A grande questão que se deve atentar para com a leitura dos livros do

autor Aldo Torquato na cidade João Câmara é a tomada dos discursos

apresentados por ele (Aldo Torquato) como verdades, ou melhor, sem

problematizá-los, sem questionar os discursos que chegam até a população. A

escrita memorialista, como o próprio nome sugere, se trata de memórias, ou seja, a

organização de memórias divulgadas, disseminadas e, neste caso, publicadas. São 3

títulos publicados, sendo eles Baixa-Verde: Fatos, Causos e Coisas (2004), Baixa-

Verde Raízes da nossa história (2009), e Baixa-Verde – outras histórias (2012),

circulando na cidade aproximadamente 3.000 mil cópias.

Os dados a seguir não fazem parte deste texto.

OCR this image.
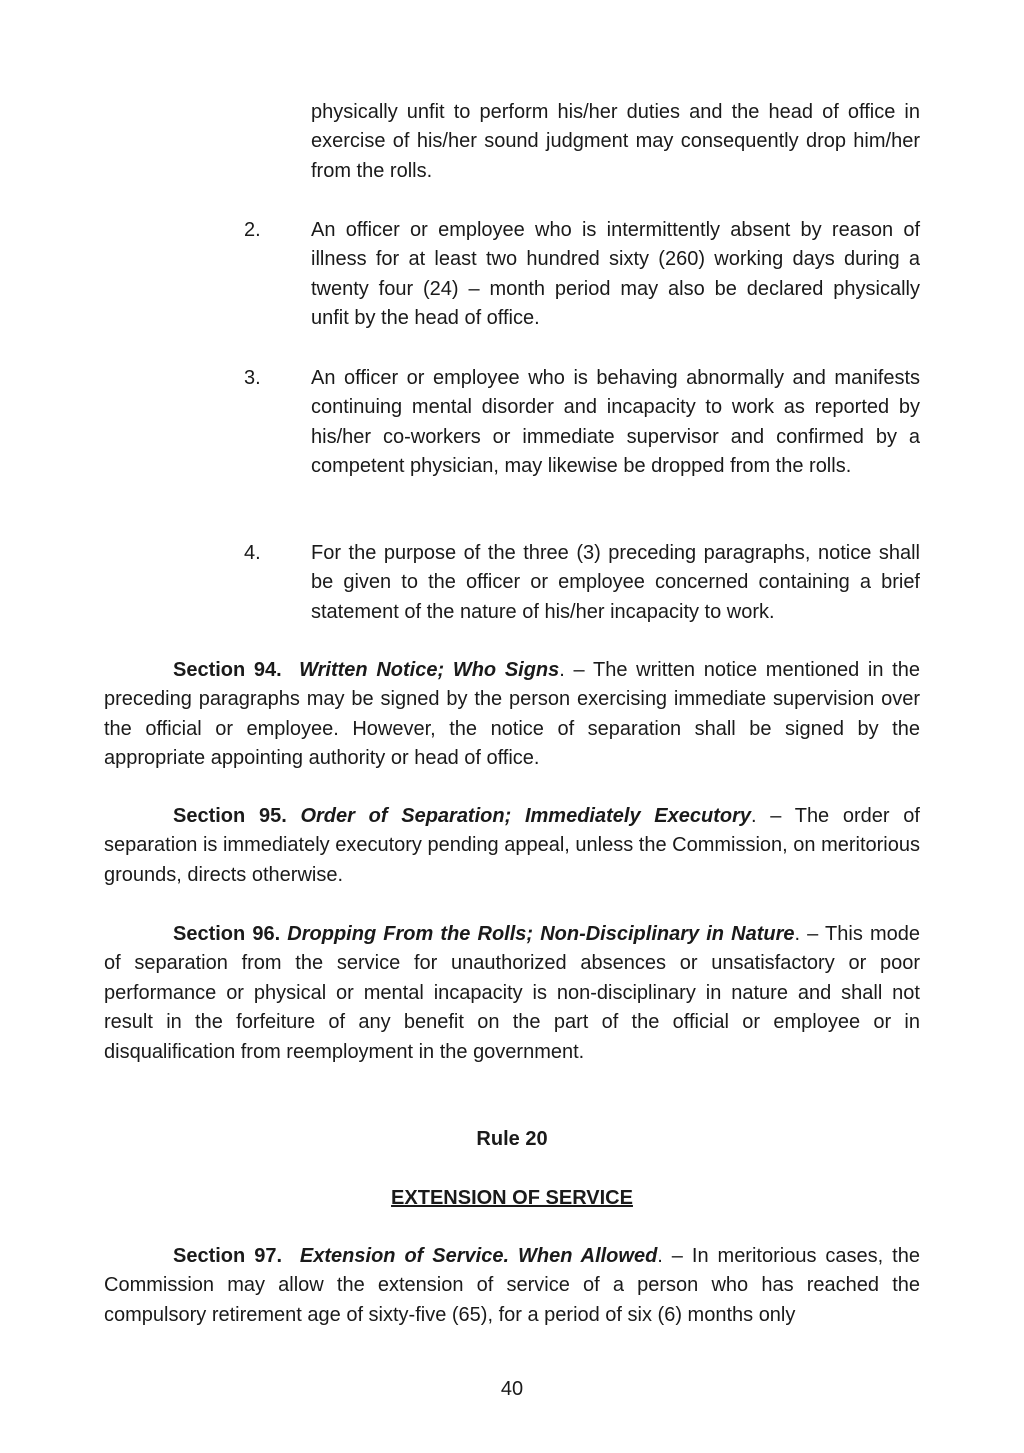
physically unfit to perform his/her duties and the head of office in exercise of his/her sound judgment may consequently drop him/her from the rolls.

2.	An officer or employee who is intermittently absent by reason of illness for at least two hundred sixty (260) working days during a twenty four (24) – month period may also be declared physically unfit by the head of office.

3.	An officer or employee who is behaving abnormally and manifests continuing mental disorder and incapacity to work as reported by his/her co-workers or immediate supervisor and confirmed by a competent physician, may likewise be dropped from the rolls.

4.	For the purpose of the three (3) preceding paragraphs, notice shall be given to the officer or employee concerned containing a brief statement of the nature of his/her incapacity to work.

Section 94. Written Notice; Who Signs. – The written notice mentioned in the preceding paragraphs may be signed by the person exercising immediate supervision over the official or employee. However, the notice of separation shall be signed by the appropriate appointing authority or head of office.

Section 95. Order of Separation; Immediately Executory. – The order of separation is immediately executory pending appeal, unless the Commission, on meritorious grounds, directs otherwise.

Section 96. Dropping From the Rolls; Non-Disciplinary in Nature. – This mode of separation from the service for unauthorized absences or unsatisfactory or poor performance or physical or mental incapacity is non-disciplinary in nature and shall not result in the forfeiture of any benefit on the part of the official or employee or in disqualification from reemployment in the government.

Rule 20
EXTENSION OF SERVICE

Section 97. Extension of Service. When Allowed. – In meritorious cases, the Commission may allow the extension of service of a person who has reached the compulsory retirement age of sixty-five (65), for a period of six (6) months only

40
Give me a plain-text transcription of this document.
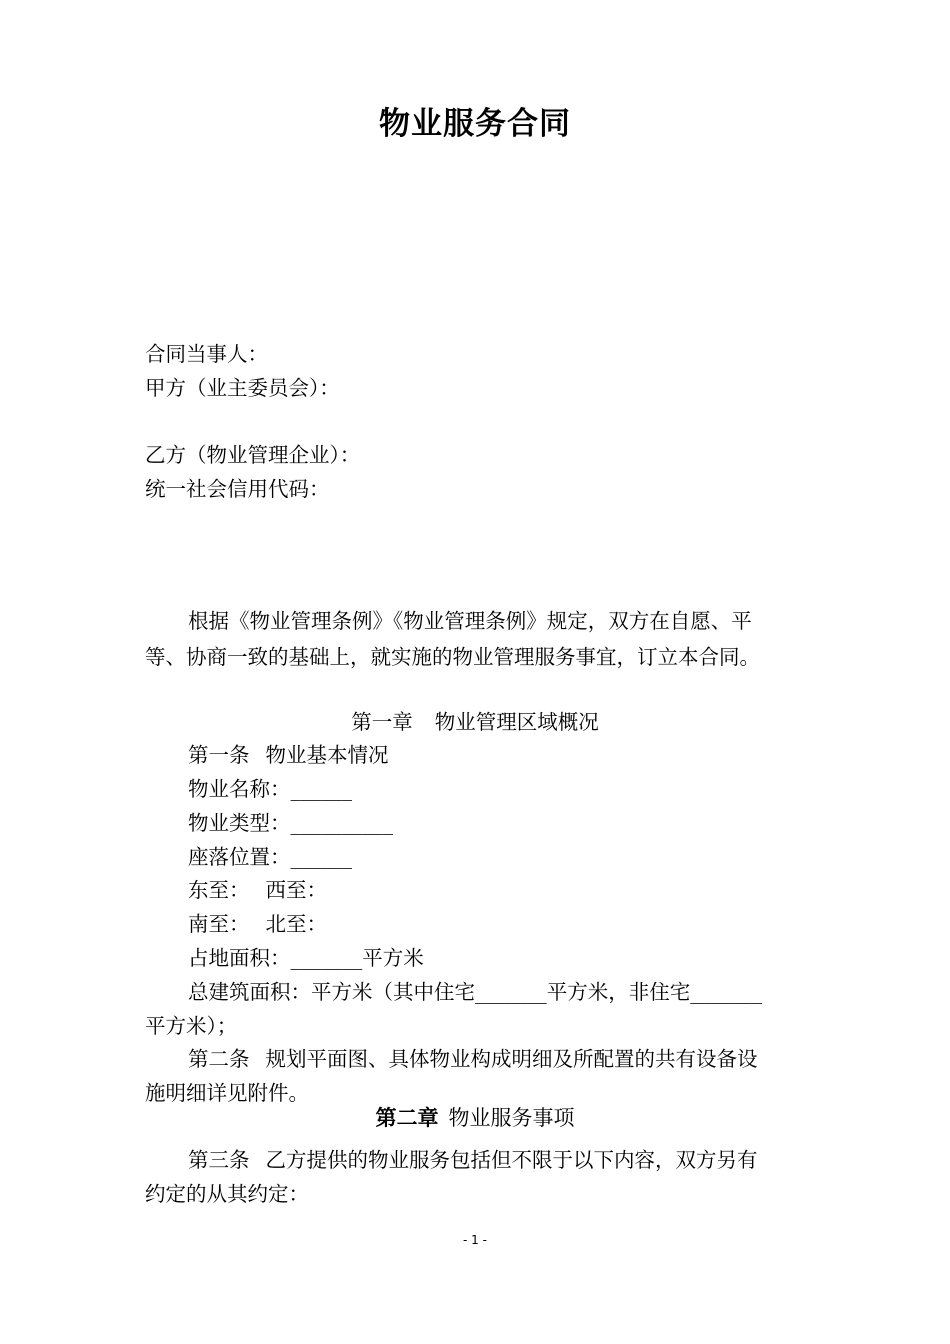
物业服务合同
合同当事人：
甲方（业主委员会）：
乙方（物业管理企业）：
统一社会信用代码：
根据《物业管理条例》《物业管理条例》规定，双方在自愿、平
等、协商一致的基础上，就实施的物业管理服务事宜，订立本合同。
第一章 物业管理区域概况
第一条 物业基本情况
物业名称：______
物业类型：__________
座落位置：______
东至： 西至：
南至： 北至：
占地面积：_______平方米
总建筑面积：平方米（其中住宅_______平方米，非住宅_______
平方米）；
第二条 规划平面图、具体物业构成明细及所配置的共有设备设
施明细详见附件。
第二章 物业服务事项
第三条 乙方提供的物业服务包括但不限于以下内容，双方另有
约定的从其约定：
- 1 -
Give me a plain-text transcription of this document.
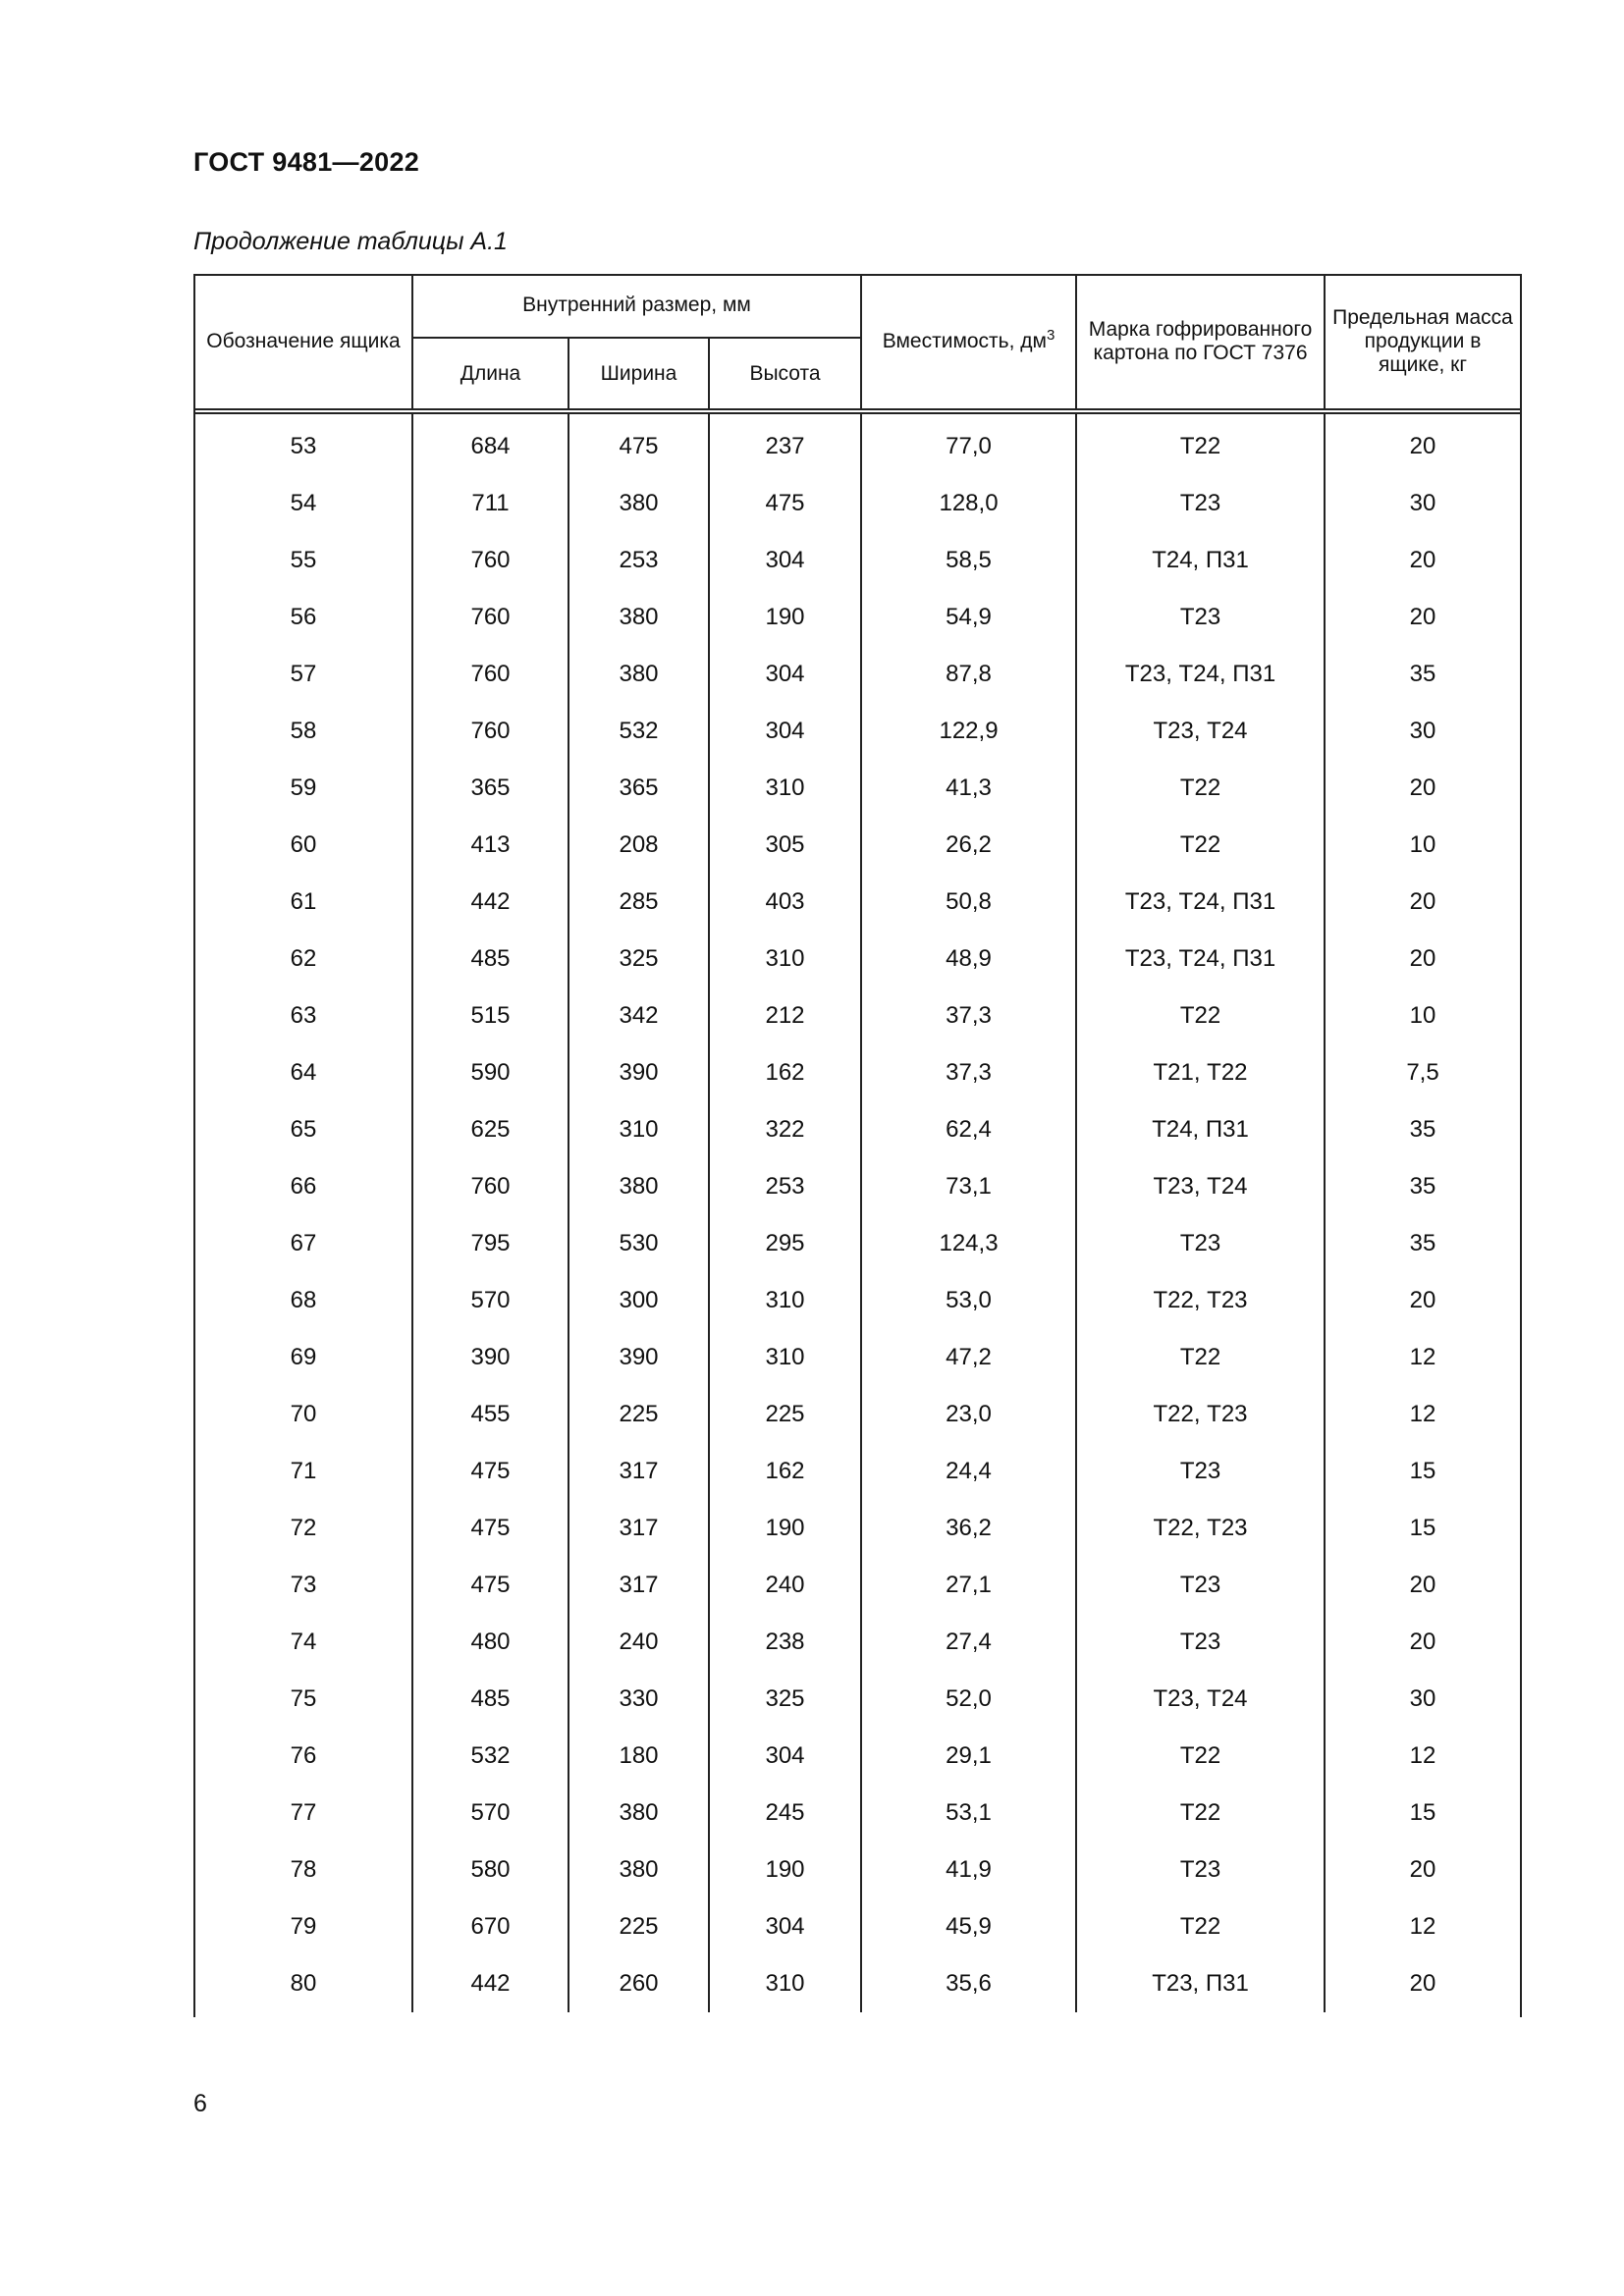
ГОСТ 9481—2022
Продолжение таблицы А.1
Обозначение ящика	Внутренний размер, мм			Вместимость, $дм^3$	Марка гофрированного картона по ГОСТ 7376	Предельная масса продукции в ящике, кг
	Длина	Ширина	Высота			
53	684	475	237	77,0	Т22	20
54	711	380	475	128,0	Т23	30
55	760	253	304	58,5	Т24, П31	20
56	760	380	190	54,9	Т23	20
57	760	380	304	87,8	Т23, Т24, П31	35
58	760	532	304	122,9	Т23, Т24	30
59	365	365	310	41,3	Т22	20
60	413	208	305	26,2	Т22	10
61	442	285	403	50,8	Т23, Т24, П31	20
62	485	325	310	48,9	Т23, Т24, П31	20
63	515	342	212	37,3	Т22	10
64	590	390	162	37,3	Т21, Т22	7,5
65	625	310	322	62,4	Т24, П31	35
66	760	380	253	73,1	Т23, Т24	35
67	795	530	295	124,3	Т23	35
68	570	300	310	53,0	Т22, Т23	20
69	390	390	310	47,2	Т22	12
70	455	225	225	23,0	Т22, Т23	12
71	475	317	162	24,4	Т23	15
72	475	317	190	36,2	Т22, Т23	15
73	475	317	240	27,1	Т23	20
74	480	240	238	27,4	Т23	20
75	485	330	325	52,0	Т23, Т24	30
76	532	180	304	29,1	Т22	12
77	570	380	245	53,1	Т22	15
78	580	380	190	41,9	Т23	20
79	670	225	304	45,9	Т22	12
80	442	260	310	35,6	Т23, П31	20
6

O método utilizado por

Aldo Torquato não condensa as características necessárias para academia, e a

utilização destes livros sem questioná-los, sem usar fontes alternativas, para

afirmar ou apresentar outras versões sobre os fatos, acaba condenando ao

descrédito as informações.

Por tanto, verificou-se, ao longo da elaboração dessa pesquisa, que se deve

ir além dos livros: Fatos, Causos e Coisas (2004), Baixa-Verde Raízes da nossa

história (2009), e Baixa-Verde – outras histórias (2012), mas também destaco que

estes são importantes: estes livros não devem ser excluídos da construção da

história da cidade de João Câmara, mas, sim, manter um diálogo com outros

recursos que possibilite tornar o local mais compreensível, como jornais, poesia,

cordel, vídeo etc. Cada temática exige sua especificidade, cabendo ao

professor/aluno/popular buscar os recursos possíveis para tornar a sua aula, e o

seu discurso mais prazeroso, sem as longas repetições de uma história tradicional.